Paragraph 19. Planning the volume of services when sending citizens of the Republic of Kazakhstan for treatment abroad and (or) attracting foreign specialists for treatment in domestic medical organizations

      176. The planning of the volume of services when sending citizens of the Republic of Kazakhstan for treatment abroad and (or) attracting foreign specialists for treatment in domestic medical organizations is carried out on the basis of the following data:

      1) the actual number of persons who received treatment abroad over the period of the previous year;

      2) the actual number of persons who received treatment abroad over the period of the previous three years;

      3) the actual number of persons who received treatment in the conditions of domestic medical organizations with the involvement of foreign specialists during the previous year;

      4) the actual number of persons who received treatment in the conditions of domestic medical organizations with the involvement of foreign specialists over the period of the previous three years;

      5) the average number of patients newly diagnosed in the republic and by region over the period of the previous three years;

      6) demographic indicators of population movement in the republic for the period of the previous year at the urban and rural levels;

      7) the average population in the republic for the period of the previous three years at the urban and rural levels.

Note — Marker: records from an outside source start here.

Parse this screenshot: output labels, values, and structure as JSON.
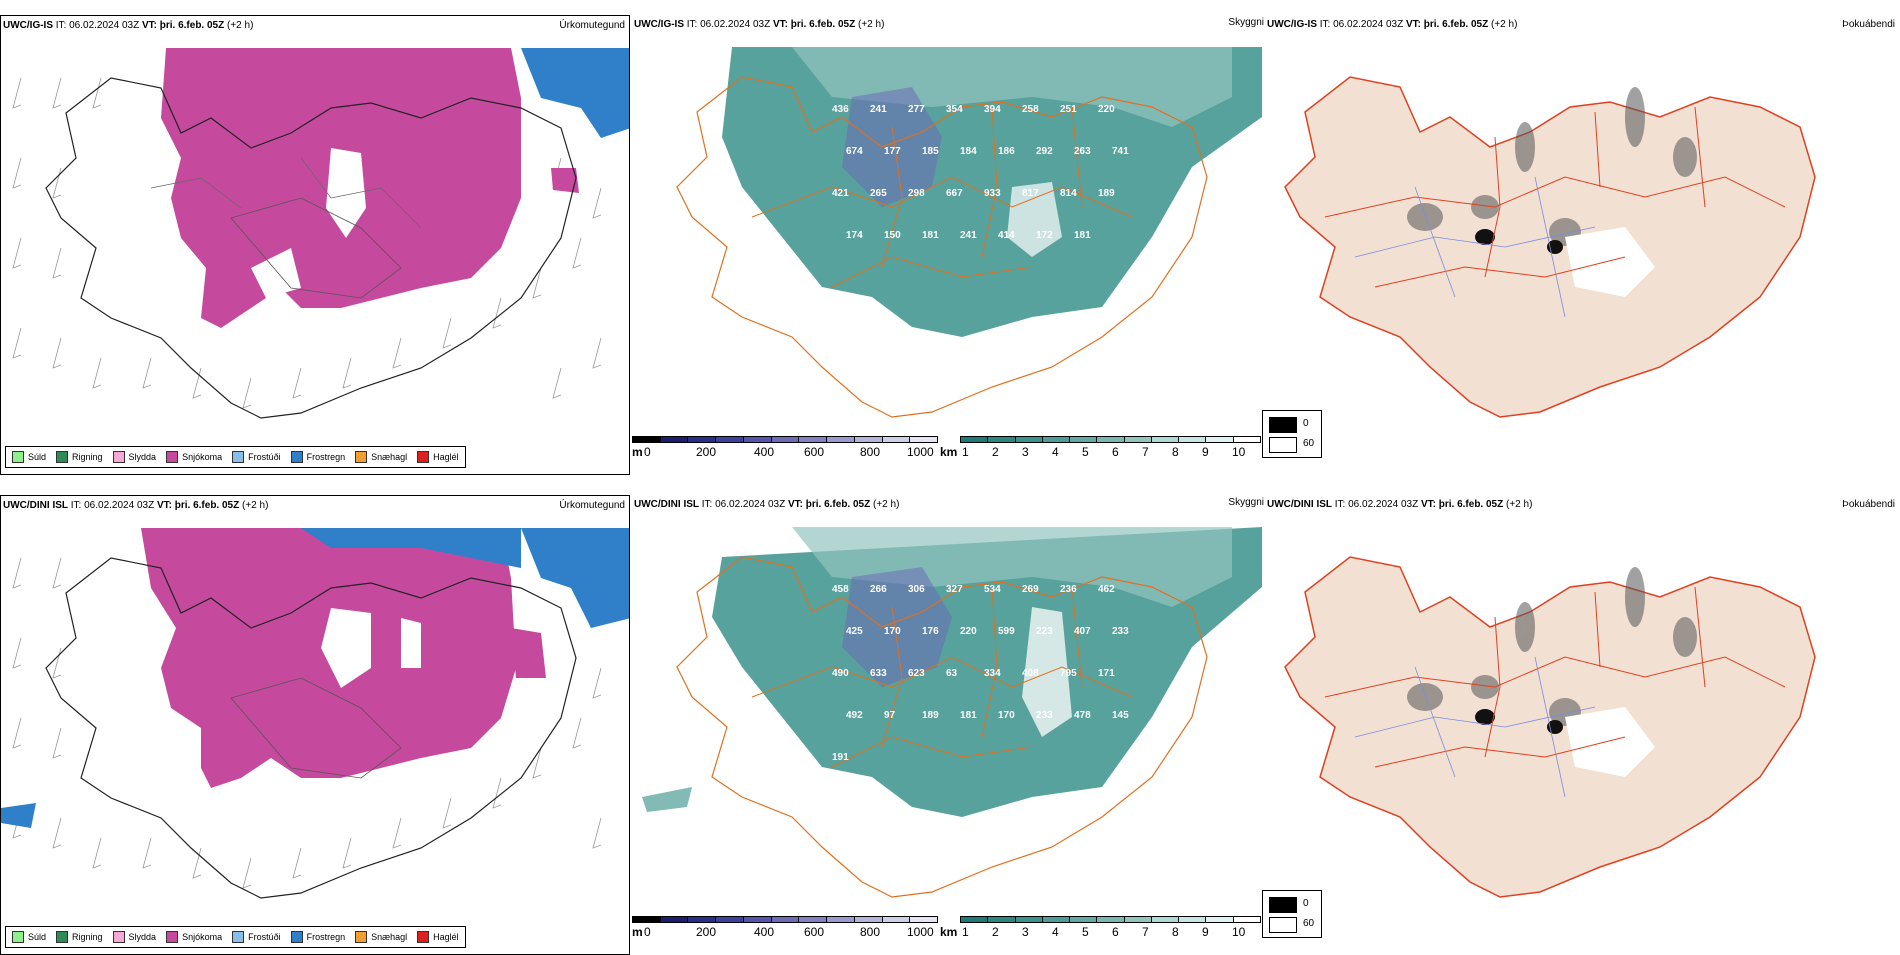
{
  "rows": [
    {
      "model": "UWC/IG-IS",
      "it_label": "IT:",
      "it_value": "06.02.2024 03Z",
      "vt_label": "VT:",
      "vt_value": "þri. 6.feb. 05Z",
      "lead": "(+2 h)"
    },
    {
      "model": "UWC/DINI ISL",
      "it_label": "IT:",
      "it_value": "06.02.2024 03Z",
      "vt_label": "VT:",
      "vt_value": "þri. 6.feb. 05Z",
      "lead": "(+2 h)"
    }
  ],
  "panel_types": {
    "precip": "Úrkomutegund",
    "visibility": "Skyggni",
    "fog": "Þokuábendi"
  },
  "precip_legend": [
    {
      "label": "Súld",
      "color": "#90ee90"
    },
    {
      "label": "Rigning",
      "color": "#2e8b57"
    },
    {
      "label": "Slydda",
      "color": "#f4a8d8"
    },
    {
      "label": "Snjókoma",
      "color": "#c54a9e"
    },
    {
      "label": "Frostúði",
      "color": "#87bde8"
    },
    {
      "label": "Frostregn",
      "color": "#2f7fc9"
    },
    {
      "label": "Snæhagl",
      "color": "#f0a030"
    },
    {
      "label": "Haglél",
      "color": "#e02020"
    }
  ],
  "cloud_base_bar": {
    "unit": "m",
    "ticks": [
      "0",
      "200",
      "400",
      "600",
      "800",
      "1000"
    ],
    "colors": [
      "#000000",
      "#1d1d6e",
      "#2c2c8a",
      "#3f3f9e",
      "#5555ad",
      "#6b6bb8",
      "#8181c4",
      "#9a9ad0",
      "#b4b4dc",
      "#cfcfe8",
      "#e5e5f3"
    ]
  },
  "visibility_bar": {
    "unit": "km",
    "ticks": [
      "1",
      "2",
      "3",
      "4",
      "5",
      "6",
      "7",
      "8",
      "9",
      "10"
    ],
    "colors": [
      "#1e7a74",
      "#2b8780",
      "#3a928b",
      "#4d9e97",
      "#63aaa4",
      "#7ab7b1",
      "#93c5c0",
      "#addad5",
      "#c8e6e3",
      "#e2f2f0",
      "#ffffff"
    ]
  },
  "fog_legend": [
    {
      "label": "0",
      "color": "#000000"
    },
    {
      "label": "60",
      "color": "#ffffff"
    }
  ],
  "cloud_labels_top": [
    "436",
    "241",
    "277",
    "354",
    "394",
    "258",
    "251",
    "220",
    "674",
    "177",
    "185",
    "184",
    "186",
    "292",
    "263",
    "741",
    "421",
    "265",
    "298",
    "667",
    "933",
    "817",
    "814",
    "189",
    "174",
    "150",
    "181",
    "241",
    "414",
    "172",
    "181"
  ],
  "cloud_labels_bottom": [
    "458",
    "266",
    "306",
    "327",
    "534",
    "269",
    "236",
    "462",
    "425",
    "170",
    "176",
    "220",
    "599",
    "223",
    "407",
    "233",
    "490",
    "633",
    "623",
    "63",
    "334",
    "408",
    "795",
    "171",
    "492",
    "97",
    "189",
    "181",
    "170",
    "233",
    "478",
    "145",
    "191"
  ]
}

      177. For budget planning when sending citizens of the Republic of Kazakhstan for treatment abroad and (or) attracting foreign specialists for treatment in domestic medical organizations is carried out on the basis of the following data:

      1) the actual amount of expenses when sending citizens of the Republic of Kazakhstan for treatment abroad for the period of the previous year;

      2) the actual amount of expenses when sending citizens of the Republic of Kazakhstan for treatment abroad for the period of three previous years;

      3) the actual amount of expenses for receiving treatment in the conditions of domestic medical organizations with the involvement of foreign specialists for the period of the previous year;

      4) the actual amount of expenses for receiving treatment in the conditions of domestic medical organizations with the involvement of foreign specialists for the period of three previous years;

      5) the actual amount of expenses for the patients who are transferred for treatment abroad for the period of the previous year;

      6) the actual amount of expenses for passing patients who received treatment in the conditions of domestic medical organizations with the involvement of foreign specialists for the period of the previous year.

      178. In the event of fluctuations in the exchange rate, an adjustment is made to the amount of expenses.